- Born: 7 January 1947 (age 78) Mathura, Uttar Pradesh, India
- Occupation: Physician
- Awards: Padma Shri
- Website: Official web site

= Shrinivas S. Vaishya =

Indian physician

Shrinivas S. Vaishya is an Indian physician and the former Director of medical and health services at the Union Territory of Daman and Diu. He was honored by the Government of India, in 2012, with the fourth highest Indian civilian award of Padma Shri.

==Biography==
Sriniwas S. Vaishya was born on 7 January 1947 in Mathura, in the Indian state of Uttar Pradesh. He did his graduation in medicine from Goa Medical College in 1973 and, later, secured the post graduate degree of MD from the Government Medical College, Surat. Vaishya started his career as a local officer at the Department of Health and Medical Services, Daman and Diu and worked there for 33 years until appointed as the first Director . He retired from government service as the Special Secretary of Health and Medical Services, first such officer to be appointed for the territories of Daman, Diu, Dadra and Nagar Haveli.

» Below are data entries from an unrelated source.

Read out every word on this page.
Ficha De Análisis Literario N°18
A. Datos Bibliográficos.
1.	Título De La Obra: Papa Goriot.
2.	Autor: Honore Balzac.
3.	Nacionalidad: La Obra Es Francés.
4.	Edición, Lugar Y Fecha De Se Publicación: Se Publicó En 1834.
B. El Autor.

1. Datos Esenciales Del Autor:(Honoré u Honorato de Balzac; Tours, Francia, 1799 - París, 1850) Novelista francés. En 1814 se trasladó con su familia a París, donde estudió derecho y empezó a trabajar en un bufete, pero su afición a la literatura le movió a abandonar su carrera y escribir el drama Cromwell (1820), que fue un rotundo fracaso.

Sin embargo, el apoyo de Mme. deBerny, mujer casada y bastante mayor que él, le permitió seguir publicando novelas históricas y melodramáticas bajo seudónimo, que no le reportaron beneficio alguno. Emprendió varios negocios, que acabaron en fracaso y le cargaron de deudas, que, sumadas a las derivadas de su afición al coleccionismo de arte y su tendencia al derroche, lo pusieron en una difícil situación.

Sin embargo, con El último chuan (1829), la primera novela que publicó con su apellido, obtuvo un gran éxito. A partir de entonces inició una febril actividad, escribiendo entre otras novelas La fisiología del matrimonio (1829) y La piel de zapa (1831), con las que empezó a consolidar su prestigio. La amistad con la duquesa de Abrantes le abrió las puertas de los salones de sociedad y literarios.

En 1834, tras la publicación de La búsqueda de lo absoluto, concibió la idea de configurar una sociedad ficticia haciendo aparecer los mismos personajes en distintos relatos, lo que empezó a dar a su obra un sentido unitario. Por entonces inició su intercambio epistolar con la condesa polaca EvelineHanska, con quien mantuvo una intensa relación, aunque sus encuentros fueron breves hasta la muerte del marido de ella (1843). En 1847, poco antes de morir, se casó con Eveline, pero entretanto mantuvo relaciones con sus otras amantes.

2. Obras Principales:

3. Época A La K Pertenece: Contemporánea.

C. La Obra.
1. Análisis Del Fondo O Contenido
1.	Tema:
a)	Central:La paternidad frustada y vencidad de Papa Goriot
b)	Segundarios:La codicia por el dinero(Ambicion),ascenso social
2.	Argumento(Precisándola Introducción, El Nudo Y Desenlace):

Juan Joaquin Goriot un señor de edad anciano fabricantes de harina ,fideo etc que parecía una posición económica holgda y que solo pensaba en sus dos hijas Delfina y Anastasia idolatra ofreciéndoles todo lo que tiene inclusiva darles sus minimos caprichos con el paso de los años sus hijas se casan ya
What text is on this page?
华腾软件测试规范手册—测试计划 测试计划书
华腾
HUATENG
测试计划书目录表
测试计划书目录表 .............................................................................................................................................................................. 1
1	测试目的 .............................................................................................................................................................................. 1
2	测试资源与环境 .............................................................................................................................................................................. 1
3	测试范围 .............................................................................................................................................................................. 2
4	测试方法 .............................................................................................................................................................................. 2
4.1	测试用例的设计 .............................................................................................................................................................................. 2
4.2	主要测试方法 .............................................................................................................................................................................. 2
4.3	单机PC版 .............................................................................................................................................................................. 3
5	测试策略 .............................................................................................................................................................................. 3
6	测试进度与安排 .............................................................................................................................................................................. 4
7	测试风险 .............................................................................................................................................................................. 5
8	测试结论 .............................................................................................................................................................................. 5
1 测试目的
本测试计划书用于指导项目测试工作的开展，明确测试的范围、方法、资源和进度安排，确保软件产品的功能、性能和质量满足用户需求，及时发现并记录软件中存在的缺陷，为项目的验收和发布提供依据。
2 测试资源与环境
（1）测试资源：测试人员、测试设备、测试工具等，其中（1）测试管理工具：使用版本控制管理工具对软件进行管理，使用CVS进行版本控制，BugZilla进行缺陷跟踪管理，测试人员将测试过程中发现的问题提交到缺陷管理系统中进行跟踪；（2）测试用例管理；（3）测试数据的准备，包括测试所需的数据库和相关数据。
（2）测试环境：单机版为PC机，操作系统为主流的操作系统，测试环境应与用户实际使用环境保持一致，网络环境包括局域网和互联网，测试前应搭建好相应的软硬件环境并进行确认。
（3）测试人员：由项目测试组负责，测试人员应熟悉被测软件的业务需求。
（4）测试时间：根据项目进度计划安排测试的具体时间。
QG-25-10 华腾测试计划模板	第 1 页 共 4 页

Vaishya is credited with the modernization of health facilities in Daman and Diu and, during his tenure. the infant mortality rate in the Union Territory is reported to have shrunk to 14 per 1000 live births, on par with the rest of the country. A Life member of the Indian Association of Preventive and Social Medicine (IAPSM), Vaishya has attended many national and international seminars, conferences and workshops. The Government of India awarded him the civilian award of Padma Shri in 2012.

Sriniwas S. Vaishya lives in Daman and holds a private practice there.